Retour sur notre lecture de la fin du chapitre “Des Cannibales”, avec les notes prises successivement par Léa et Sophie H. - merci beaucoup à elles deux.

Merci également à Selma qui m'a indiqué que j'avais par erreur attaché les mauvais fichiers de notes à ce billet ; l'erreur est réparée.


Éléments de synthèse

Il m’a semblé utile de vous proposer une synthèse assez riche.

  • Montaigne achève son essai de manière étonnante : il propose au lecteur d’adopter un nouveau point de vue, celui des Cannibales, cette fois-ci tourné vers son propre monde. C’est donc avec un œil neuf que nous sommes invités à juger non plus de la sauvagerie des Indiens, mais de la cruauté de la société européenne. En donnant la parole aux Tupinambas, les Européens s’exposent, par ricochet, à être eux-mêmes jugés. Cette parole libérée, telle celle du fou à la cour, est à la fois solide et porteuse de vérité. Elle joue sur les paradoxes et met en lumière le degré de corruption politique et social de la civilisation européenne, achevant ainsi de filer le motif de la dégradation qui court tout au long de l’essai.
  • Comme en miroir, le second mouvement du texte relate l’échange entre Montaigne les Indiens. Implicitement, chaque réponse du chef cannibale fait écho aux dysfonctionnements de la société française. La réflexion sur le langage, entamée dès le seuil de l’essai, se poursuit ici, moins pour évoquer les difficultés de l’échange liées à la barrière de la langue, que pour souligner les erreurs des Européens, dont l’usage des mots biaise le jugement et la vie politique (lorsqu’ils disent “roi” pour “capitaine”, par exemple). L’auteur des Essais valorise ainsi de nouveau, mais sans le dire expressément, la civilisation plus juste et plus simple des Tupinambas.
  • La pirouette finale, qui fait entendre avec ironie la “voix commune” récusée au début de l’essai, rappelle que la nudité des Cannibales leur vaut d’être perçus comme des sauvages, et que leur seule vue tient lieu de jugement ; mais, parvenu au terme de l’essai, le lecteur complice sait désormais le prix que Montaigne attache à la simplicité et à la pureté. Il sait également que l’absence de “haut de chausses” n’empêche pas les Cannibales de vivre au sein d’une société plus démocratique que celle des Européens, et d’émettre sur l’Ancien Monde un jugement politique d’une grande lucidité. À bien observer toutefois l’ouverture inquiète et la clôture ironique de l’extrait, on peut y déceler une forme de pessimisme quant au devenir des Tupinambas et au regard porté sur eux par les Européens. À moins que chacun ait fait sienne la réflexion de Montaigne…
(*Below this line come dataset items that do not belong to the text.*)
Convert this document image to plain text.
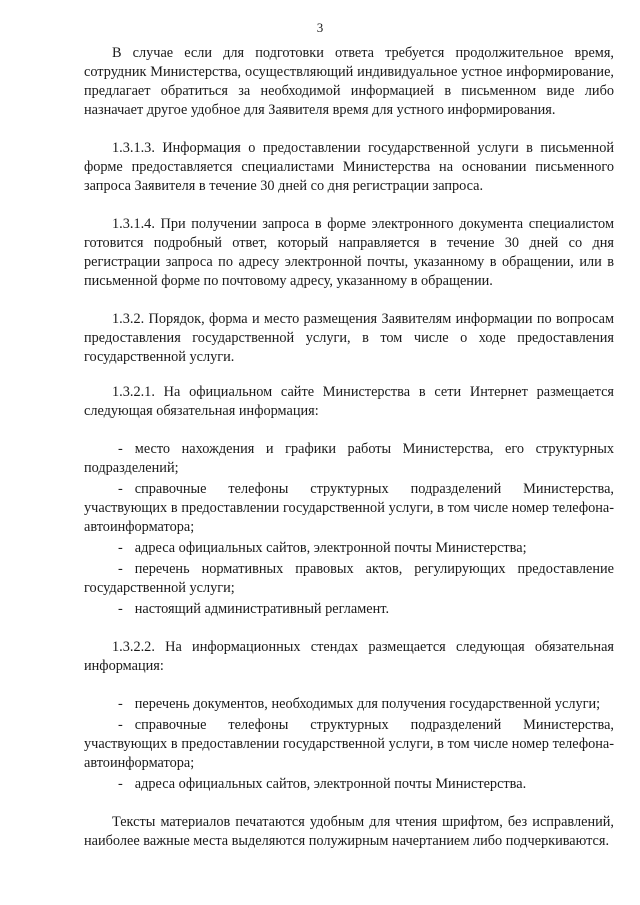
3

В случае если для подготовки ответа требуется продолжительное время, сотрудник Министерства, осуществляющий индивидуальное устное информирование, предлагает обратиться за необходимой информацией в письменном виде либо назначает другое удобное для Заявителя время для устного информирования.

1.3.1.3. Информация о предоставлении государственной услуги в письменной форме предоставляется специалистами Министерства на основании письменного запроса Заявителя в течение 30 дней со дня регистрации запроса.

1.3.1.4. При получении запроса в форме электронного документа специалистом готовится подробный ответ, который направляется в течение 30 дней со дня регистрации запроса по адресу электронной почты, указанному в обращении, или в письменной форме по почтовому адресу, указанному в обращении.

1.3.2. Порядок, форма и место размещения Заявителям информации по вопросам предоставления государственной услуги, в том числе о ходе предоставления государственной услуги.

1.3.2.1. На официальном сайте Министерства в сети Интернет размещается следующая обязательная информация:

- место нахождения и графики работы Министерства, его структурных подразделений;

- справочные телефоны структурных подразделений Министерства, участвующих в предоставлении государственной услуги, в том числе номер телефона-автоинформатора;

- адреса официальных сайтов, электронной почты Министерства;

- перечень нормативных правовых актов, регулирующих предоставление государственной услуги;

- настоящий административный регламент.

1.3.2.2. На информационных стендах размещается следующая обязательная информация:

- перечень документов, необходимых для получения государственной услуги;

- справочные телефоны структурных подразделений Министерства, участвующих в предоставлении государственной услуги, в том числе номер телефона-автоинформатора;

- адреса официальных сайтов, электронной почты Министерства.

Тексты материалов печатаются удобным для чтения шрифтом, без исправлений, наиболее важные места выделяются полужирным начертанием либо подчеркиваются.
Ce procédé du regard étranger au service de la critique de la société fera florès : qu’on songe, pour s’en convaincre, à L’Ingénu de Voltaire ou aux Persans de Montesquieu. À la suite de Montaigne, ces deux écrivains joueront qui sur la fascination pour le Nouveau Monde, qui sur l’orientalisme, pour mieux dénoncer les vices de leur temps.


Questions possibles

  • Comment s’opère ici la réflexion sur l’Autre ?
  • Comment s’exprime ici la critique de l’Ancien Monde ?
  • En quoi réside l’originalité de la fin de cet essai ?

Cette dernière question porte sur le fait que, par un “effet boomerang”, comme le dit le spécialiste du XVIe siècle Franck Lestringant, la parole soit donnée aux Indiens, alors qu’on s’attendrait à ce que Montaigne conclue sur les Cannibales qui donnent son titre à l’essai.